Actor Michelle Williams breathes life into the role of Margot. She renders Margot both a believable and sympathetic character, even when she is abandoning her highly likable husband to run off with the rickshaw driver across the way. Having been in a long term relationship with brilliant actor Heath Ledger that ended not long before his untimely death, her own life experiences have likely provided her a unique inspiration to play a character faced with the intricate challenges of a complicated relationship.
With three Oscar nominations under her belt, notably for her stunning portrayal of Marilyn Monroe in “My Week With Marilyn” in 2011, “Take This Waltz” further underscores why Williams is deserving of accolades. Although not a face regularly seen on the cover of tabloids, Williams nonetheless is a Hollywood talent powerhouse, turning in solid performances since her critically acclaimed turn as a high school student said to be responsible for accidentally bringing down Richard Nixon in the Watergate satire, “Dick.”

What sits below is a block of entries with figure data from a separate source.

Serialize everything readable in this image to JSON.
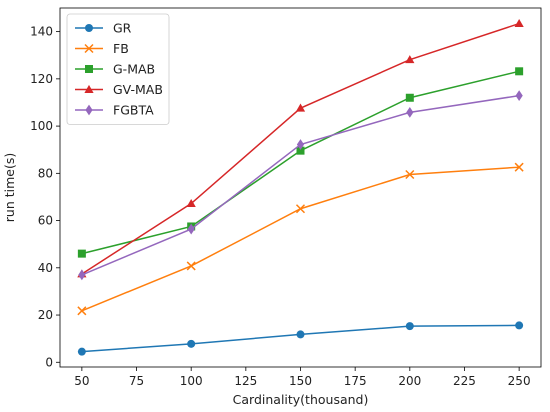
{
  "chart_data": {
    "type": "line",
    "title": "",
    "xlabel": "Cardinality(thousand)",
    "ylabel": "run time(s)",
    "xlim": [
      40,
      260
    ],
    "ylim": [
      -2,
      150
    ],
    "xticks": [
      50,
      75,
      100,
      125,
      150,
      175,
      200,
      225,
      250
    ],
    "yticks": [
      0,
      20,
      40,
      60,
      80,
      100,
      120,
      140
    ],
    "grid": false,
    "legend_position": "top-left",
    "x": [
      50,
      100,
      150,
      200,
      250
    ],
    "series": [
      {
        "name": "GR",
        "marker": "circle",
        "color": "#1f77b4",
        "values": [
          4.5,
          7.8,
          11.8,
          15.3,
          15.6
        ]
      },
      {
        "name": "FB",
        "marker": "x",
        "color": "#ff7f0e",
        "values": [
          21.8,
          40.8,
          65.0,
          79.5,
          82.6
        ]
      },
      {
        "name": "G-MAB",
        "marker": "square",
        "color": "#2ca02c",
        "values": [
          46.0,
          57.5,
          89.6,
          112.0,
          123.2
        ]
      },
      {
        "name": "GV-MAB",
        "marker": "triangle",
        "color": "#d62728",
        "values": [
          37.4,
          67.2,
          107.6,
          128.1,
          143.4
        ]
      },
      {
        "name": "FGBTA",
        "marker": "diamond",
        "color": "#9467bd",
        "values": [
          37.0,
          56.4,
          92.2,
          105.8,
          112.9
        ]
      }
    ]
  }
}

Lou, the likable, if not beleaguered, husband is played by perpetual film nice guy Seth Rogan. Although the character of Lou truly is not a stretch for Rogan and represents a part moviegoers have seen Rogan fill several times, he does turn in a solid performance. Because of Rogan’s solid performance, the audience roots for his character as he muddles through a life with and without Margot at his side.
Acerbic comedienne Sarah Silverman shines as Lou’s alcoholic sister, Geraldine. Her pointed delivery style, likely sharpened through years as a stand-up comic, renders her a perfect fit for the character of Geraldine. Tough and no nonsense – despite, or perhaps because of – her own battles with booze, Geraldine provides a sort of moral compass for the drifting Margot and a meaningful sounding board for her brother, Lou.
“Take This Waltz” represents Sarah Polley’s second turn as a feature film director. She also wrote the well-crafted screenplay for the film. Her first screenplay, “Away From Her,” won her an Oscar nod. She brings years of experience as a motion picture and television actor to her efforts as a director, which are represented in the easy way her cast maneuvers through the scenes in this film.
Polley’s screenplay is a well-crafted piece. The dialog is entrancing, taking the audience along with Margot as she sorts through the complications of her relationships while trying to find a more grounded existence. Polley manages the task of combing pathos and comedy with seeming ease and in a manner with which the audience can connect and relate.
Although “Take This Waltz” was not a box office sensation for its producers, it has been a cinematic art house favorite in more recent years. What it may lack in money generation, “Take This Waltz” makes up for in the on-screen efforts of its talented cast and crew. Moviegoers lock into the characters early on in the film, which takes them through the maze the characters travel in coming to understand themselves, each other and the ways in which they connect best.